Solemnity of the Assumption
The Catholic bishops of Aotearoa New Zealand will gather at St Mary of the Angels Church in Wellington on Sunday 15 August for a Mass to renew Bishop Jean-Baptiste Pompallier’s 1838 dedication of Aotearoa New Zealand to Our Lady Assumed into Heaven.
What follows is a section from the bishops’ statement of 24 May 1988, which marked 150 years since the dedication.
The full statement may be found at catholic.org.nz
And the Mother of Jesus was there
For various reasons, external devotions to Mary seem to have fallen away in the years since the Second Vatican Council. To recall us to a proper appreciation of Mary and her role in the story of our salvation and in the life of the Church, Pope John Paul recently wrote a special letter: The Mother of the Redeemer in the Life of the Pilgrim Church (Redemptoris Mater). In it he directs our thoughts to the preparation made two thousand years ago in the person of Mary. By looking to her we can see how we too can prepare for the coming of the fullness of God's kingdom.
Pope John Paul II presents Mary as a model of what it means to be a faithful disciple of Christ.
Mary is an ageless figure in the life of the Church. She has always been there and she is still a powerful presence in the hearts of believers.
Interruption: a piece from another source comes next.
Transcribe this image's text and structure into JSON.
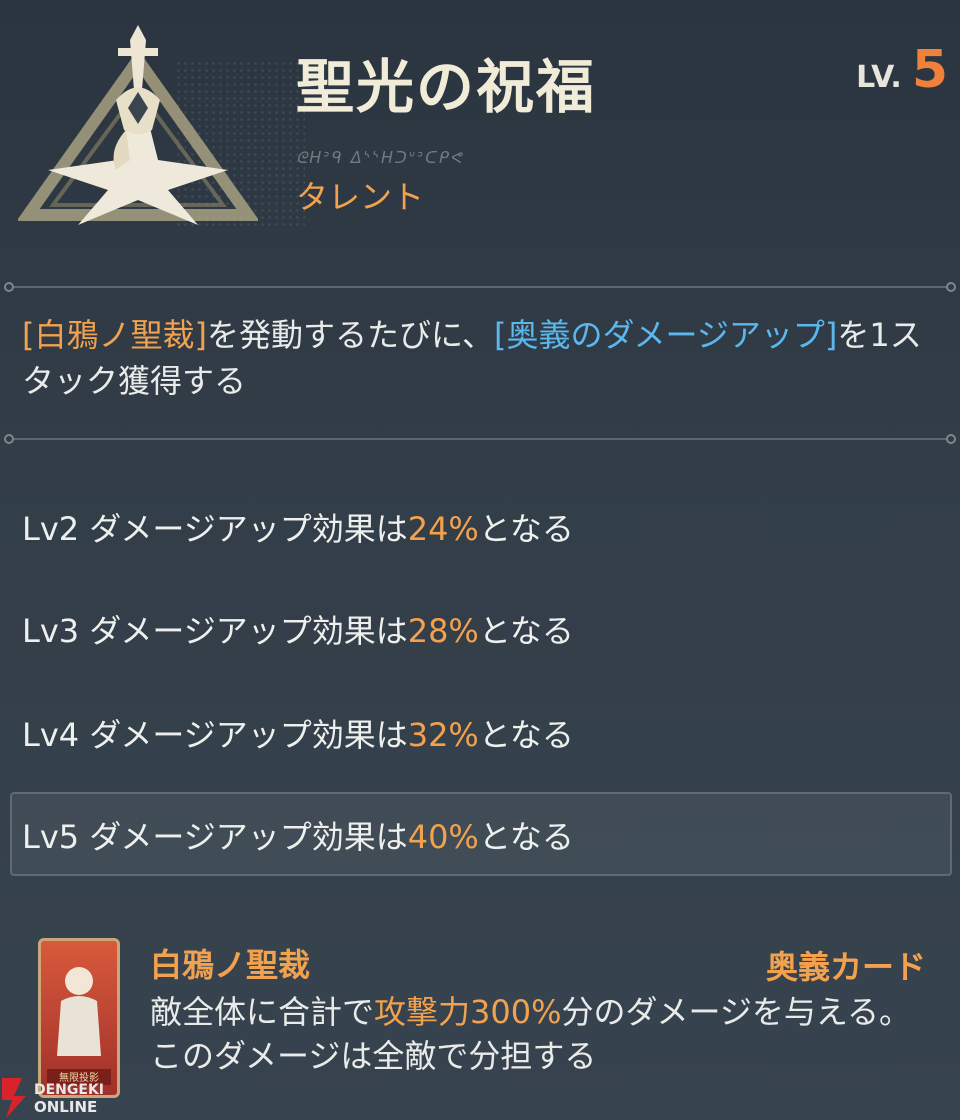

But devotion to Mary changes at different times and in different cultures. The Pope realises that the Marian piety of the past does not always speak so eloquently today. There is a need to present her in a fresh way to today's Christians.
By contemplating the Scriptures, and the living tradition of the Church, in the light of the world in which we live, we find that Mary still speaks in a voice in tune with our times, and we learn to show our devotion to her in words and symbols sensitive to our age.
In Mary, the Church has always seen a reflection of its own nature. The Church is the community of the Lord's disciples, a pilgrim people, journeying through time towards God's kingdom.
Mary has already made this journey. She embodies the goal of our own journey - a sign of hope to all who travel the same path of faith and continue the work of Christ today. For Mary is the Woman of Faith, the Disciple of Christ, and the Mother of the Lord.
In this year of Mary, we are reminded of the way she co-operated in the work of our salvation. We are called to co-operate with her in bringing that salvation to people everywhere.
But here in New Zealand we have an added reason for claiming 1988 as a Marian Year.
One hundred and fifty years ago the first Mass celebrated on our soil by Jean Baptiste Pompallier, the first Catholic bishop to New Zealand, was offered in honour of Mary the Mother of God. It was a Saturday, 13 January 1838. At the conclusion of Mass, he dedicated our whole country to Mary under the title of her Assumption. Six years later, in 1844, Mary became the principal patron of New Zealand under the title, Help of Christians.
The significance of these symbolic beginnings should not be lost on us today.
In dedicating New Zealand to Mary in her Assumption, Bishop Pompallier placed our country under the protection of Mary as she is now - alive, body and soul, rejoicing in the happiness of God's kingdom.
Mary is a real person, living in the present - not an historical personage who lived for a time, only to become a faint memory in the pages of history.
Although we relate to Mary as she is now, living gloriously in heaven, she is still the same person that we find in the Gospels. The Blessed Virgin continues to ‘go before’ the people of God. Her exceptional pilgrimage of faith represents a constant point of reference for the Church, for individuals and for communities, for peoples and nations, and in a sense for all humanity (Redemptoris Mater, 6).
Where she has gone we hope to follow.
As Help of Christians, the greatest aid Mary can give is to show how to receive the Good News of Salvation and how to live a fully Christian life in the Spirit of her Son. For Mary is truly one of us.
A redeemed person like us -- although perfectly redeemed from the first moment of her existence -- she too had to live by faith. She knew hardship and sorrow, joy and peace. Things were not always clear to her and she had to ponder the mysterious ways of God in her heart (Luke 2:19,51). At times she did not understand and had to be brought to a new understanding by her Son (Luke 2:48-49; John 2:4).
Her faith, although never weakened by sin, was nevertheless like our faith -- a clinging to God even when the way was dark and fraught with pain.
The heart of Mary's faith is shown by St Luke. In his account of Jesus' great parable of the sower and the seed, he deliberately brings Mary into the story, just after Jesus had explained what the parable meant. His disciples were nonplussed and wondered what all the talk of seed falling on stony ground, among thistles, and on rich soil could mean.
Jesus patiently explains each image to them, ending with the description of the vocation of all Christians: "As for the seed in rich soil, this is people with a noble and generous heart, who have heard the word of God, taken it to themselves, and have yielded a harvest by their perseverance" (Luke 8:15).
Then Jesus holds his mother and family up as examples of "those who hear the word and put it into practice" (8:21). They are living examples of seed in rich soil.
And this indeed is the heart of Christian life - listening to what God is asking of us and then responding to it with all our heart. As Mary did. This is the secret of her holiness and the path we are called to follow if we are to be disciples like her.